In recent years, the city has added to its bicycle infrastructure, dedicating parts of downtown thoroughfares like De Maisonneuve Boulevard to two-wheeled transport. It also introduced Bixi, a bike-share system. And next year, one of its boroughs, the densely populated Plateau Mont-Royal, may be home to streets that welcome only bicycle and pedestrian traffic.
As the way we circulate through the city has changed, new challenges — and opportunities — have arisen. From June 2 to 6, Concordia’s Department of Geography, Planning and Environment is seeing to address these developments with One City: One Week, a two-part workshop about transportation infrastructure and the changing face of sustainable transportation in Montreal.
Zachary Patterson, an assistant professor in the department, explains that the conference aims “to better integrate planning for different modes of eco-friendly transport in order to improve them and increase their use.”
To that end, the first part — “Bike Lab Montréal 2014,” co-organized by Vélo Québec — examines the realities of urban cycling. On June 2 and 3, experts from the organization, as well as Quebec’s transport ministry and Polytechnique Montréal, are leading a series of presentations, discussions and workshops on the city’s bicycle infrastructure.
“‘Bike Lab Montréal 2014’ will really be out in the field,” Patterson says. “They’ll be going to different intersections, counting cyclists, assessing areas and looking at particular locations that it may be possible to improve.”
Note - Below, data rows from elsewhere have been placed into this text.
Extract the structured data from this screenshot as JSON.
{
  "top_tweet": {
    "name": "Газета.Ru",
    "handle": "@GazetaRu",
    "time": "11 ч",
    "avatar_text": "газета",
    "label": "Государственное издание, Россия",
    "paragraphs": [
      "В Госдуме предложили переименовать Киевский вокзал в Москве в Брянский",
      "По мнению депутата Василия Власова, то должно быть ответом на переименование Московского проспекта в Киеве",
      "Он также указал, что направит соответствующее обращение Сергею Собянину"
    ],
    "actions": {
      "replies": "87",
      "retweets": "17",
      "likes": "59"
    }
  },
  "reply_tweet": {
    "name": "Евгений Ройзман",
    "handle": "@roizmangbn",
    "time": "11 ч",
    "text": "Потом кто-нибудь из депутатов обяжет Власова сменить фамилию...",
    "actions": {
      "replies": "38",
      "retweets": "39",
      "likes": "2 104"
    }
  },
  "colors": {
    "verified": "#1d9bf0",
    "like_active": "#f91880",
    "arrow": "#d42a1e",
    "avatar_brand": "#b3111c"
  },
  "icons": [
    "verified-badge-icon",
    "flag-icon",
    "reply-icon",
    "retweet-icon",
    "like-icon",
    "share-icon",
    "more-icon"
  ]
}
The second half of the conference, the “Canada-Germany Hands-On Sustainable Urban Mobility Workshop” from June 4 to 6, is an applied research event aimed at researchers, students and transportation planners.
Over the course of three days, academics from institutions as diverse as the University of Waterloo, Portland State University and the Karlsruhe University of Applied Sciences will discuss the latest findings on sustainable urban mobility.
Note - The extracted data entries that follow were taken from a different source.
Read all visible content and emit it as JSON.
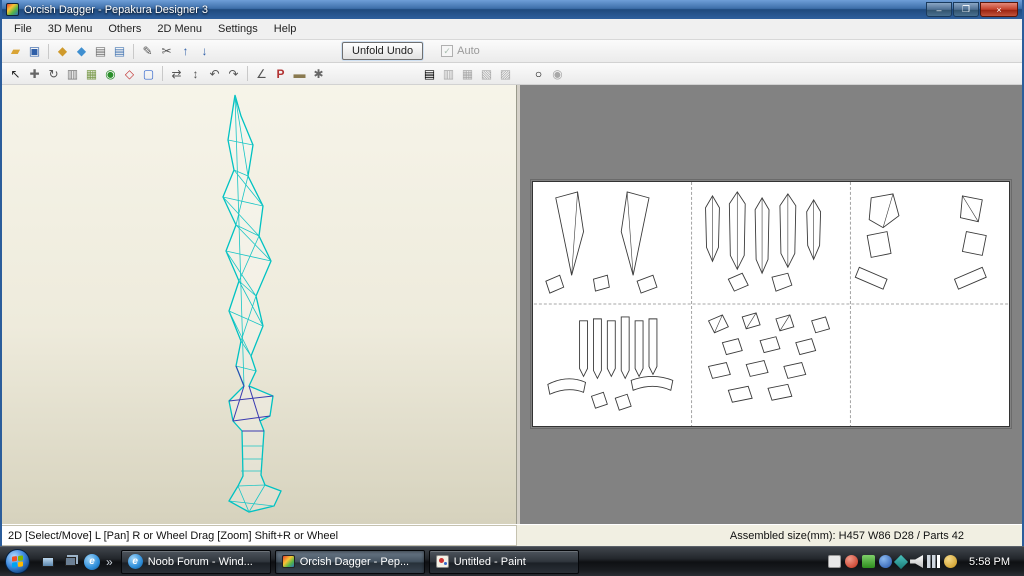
{
  "window": {
    "title": "Orcish Dagger - Pepakura Designer 3",
    "controls": [
      {
        "name": "minimize",
        "glyph": "–"
      },
      {
        "name": "maximize",
        "glyph": "❐"
      },
      {
        "name": "close",
        "glyph": "×"
      }
    ]
  },
  "menu": {
    "items": [
      "File",
      "3D Menu",
      "Others",
      "2D Menu",
      "Settings",
      "Help"
    ]
  },
  "toolbar": {
    "unfold_undo": "Unfold Undo",
    "auto": "Auto",
    "auto_checked": true
  },
  "icons": {
    "row1": [
      {
        "name": "open-folder-icon",
        "glyph": "▰",
        "color": "#d9a435"
      },
      {
        "name": "save-icon",
        "glyph": "▣",
        "color": "#2f5fa8"
      },
      {
        "name": "pattern-icon",
        "glyph": "◆",
        "color": "#cf9a2c"
      },
      {
        "name": "material-icon",
        "glyph": "◆",
        "color": "#3f8fd0"
      },
      {
        "name": "print-icon",
        "glyph": "▤",
        "color": "#707070"
      },
      {
        "name": "print-setup-icon",
        "glyph": "▤",
        "color": "#4a7ab5"
      },
      {
        "name": "edit-icon",
        "glyph": "✎",
        "color": "#555555"
      },
      {
        "name": "cut-icon",
        "glyph": "✂",
        "color": "#555555"
      },
      {
        "name": "move-up-icon",
        "glyph": "↑",
        "color": "#2f5fa8"
      },
      {
        "name": "move-down-icon",
        "glyph": "↓",
        "color": "#2f5fa8"
      }
    ],
    "row2": [
      {
        "name": "select-icon",
        "glyph": "↖",
        "color": "#222222"
      },
      {
        "name": "move-part-icon",
        "glyph": "✚",
        "color": "#666666"
      },
      {
        "name": "rotate-part-icon",
        "glyph": "↻",
        "color": "#555555"
      },
      {
        "name": "divide-icon",
        "glyph": "▥",
        "color": "#777777"
      },
      {
        "name": "texture-icon",
        "glyph": "▦",
        "color": "#7a9a4a"
      },
      {
        "name": "info-icon",
        "glyph": "◉",
        "color": "#2a8f2a"
      },
      {
        "name": "flap-icon",
        "glyph": "◇",
        "color": "#c23333"
      },
      {
        "name": "monitor-icon",
        "glyph": "▢",
        "color": "#3366cc"
      },
      {
        "name": "join-edge-icon",
        "glyph": "⇄",
        "color": "#555555"
      },
      {
        "name": "detach-icon",
        "glyph": "↕",
        "color": "#555555"
      },
      {
        "name": "rotate-left-icon",
        "glyph": "↶",
        "color": "#555555"
      },
      {
        "name": "rotate-right-icon",
        "glyph": "↷",
        "color": "#555555"
      },
      {
        "name": "ruler-icon",
        "glyph": "∠",
        "color": "#555555"
      },
      {
        "name": "part-number-icon",
        "glyph": "P",
        "color": "#b23333"
      },
      {
        "name": "sheet-icon",
        "glyph": "▬",
        "color": "#8a7a50"
      },
      {
        "name": "settings2d-icon",
        "glyph": "✱",
        "color": "#666666"
      }
    ],
    "row2_disabled": [
      {
        "name": "align-left-icon",
        "glyph": "▤",
        "color": "#a8a8a8"
      },
      {
        "name": "align-center-icon",
        "glyph": "▥",
        "color": "#a8a8a8"
      },
      {
        "name": "align-right-icon",
        "glyph": "▦",
        "color": "#a8a8a8"
      },
      {
        "name": "distribute-h-icon",
        "glyph": "▧",
        "color": "#a8a8a8"
      },
      {
        "name": "distribute-v-icon",
        "glyph": "▨",
        "color": "#a8a8a8"
      }
    ],
    "row2_zoom": [
      {
        "name": "zoom-out-icon",
        "glyph": "○",
        "color": "#a8a8a8"
      },
      {
        "name": "zoom-reset-icon",
        "glyph": "◉",
        "color": "#a8a8a8"
      }
    ]
  },
  "status": {
    "hint": "2D [Select/Move] L [Pan] R or Wheel Drag [Zoom] Shift+R or Wheel",
    "assembled": "Assembled size(mm): H457 W86 D28 / Parts 42"
  },
  "taskbar": {
    "overflow_chevron": "»",
    "ie_letter": "e",
    "buttons": [
      {
        "icon": "ie",
        "label": "Noob Forum - Wind...",
        "active": false
      },
      {
        "icon": "pepakura",
        "label": "Orcish Dagger - Pep...",
        "active": true
      },
      {
        "icon": "paint",
        "label": "Untitled - Paint",
        "active": false
      }
    ],
    "clock": "5:58 PM"
  },
  "colors": {
    "titlebar_blue": "#2b5d9b",
    "wireframe_cyan": "#00c8c8",
    "wireframe_dark": "#3a3ab0",
    "pattern_stroke": "#3a3a3a"
  },
  "pattern_page": {
    "columns": 3,
    "rows": 2,
    "filled_cells": 5
  }
}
Patterson expects to learn a lot from his European colleagues.
“Germany is really far ahead in terms of its integration of transport infrastructure, including its cycling infrastructure, and the systems it has.”
Patterson himself will present a paper using Stated Preference methods in pedestrian planning of infrastructure. The study was undertaken at Concordia’s Transportation Research for Integrated Planning (TRIP) Lab in collaboration with researchers from McGill University and Polytechnique Montréal.
The team presented respondents with 3D traffic simulations of different roundabouts. Some were high-traffic, others low; and while some had pedestrian crossings, others only had signs. The number of lanes also varied.
“By asking people to choose between these types of alternatives, we’ve been able to evaluate how important the different features are to them as pedestrians,” he says.
Ultimately, Patterson hopes his research helps urban planners decide on the trade-offs that would make roundabout intersections more pedestrian-friendly. He expects the conference to allow him and others build networks that will further this sort of work.
“This is a good opportunity,” he says. “We’ll be able to share the research that’s being done at Concordia internationally.
One City: One Week takes place from June 2 to 6.
Workshops will be held in Room EV-2.260 of the Engineering, Computer Science and Visual Arts Integrated Complex (EV Building, 1515 Ste. Catherine St. W.) on the Sir George Williams Campus. Entry to “Bike Lab Montréal 2014” costs $520. Entry to the “Canada-Germany Hands-On Sustainable Urban Mobility Workshop” costs $110.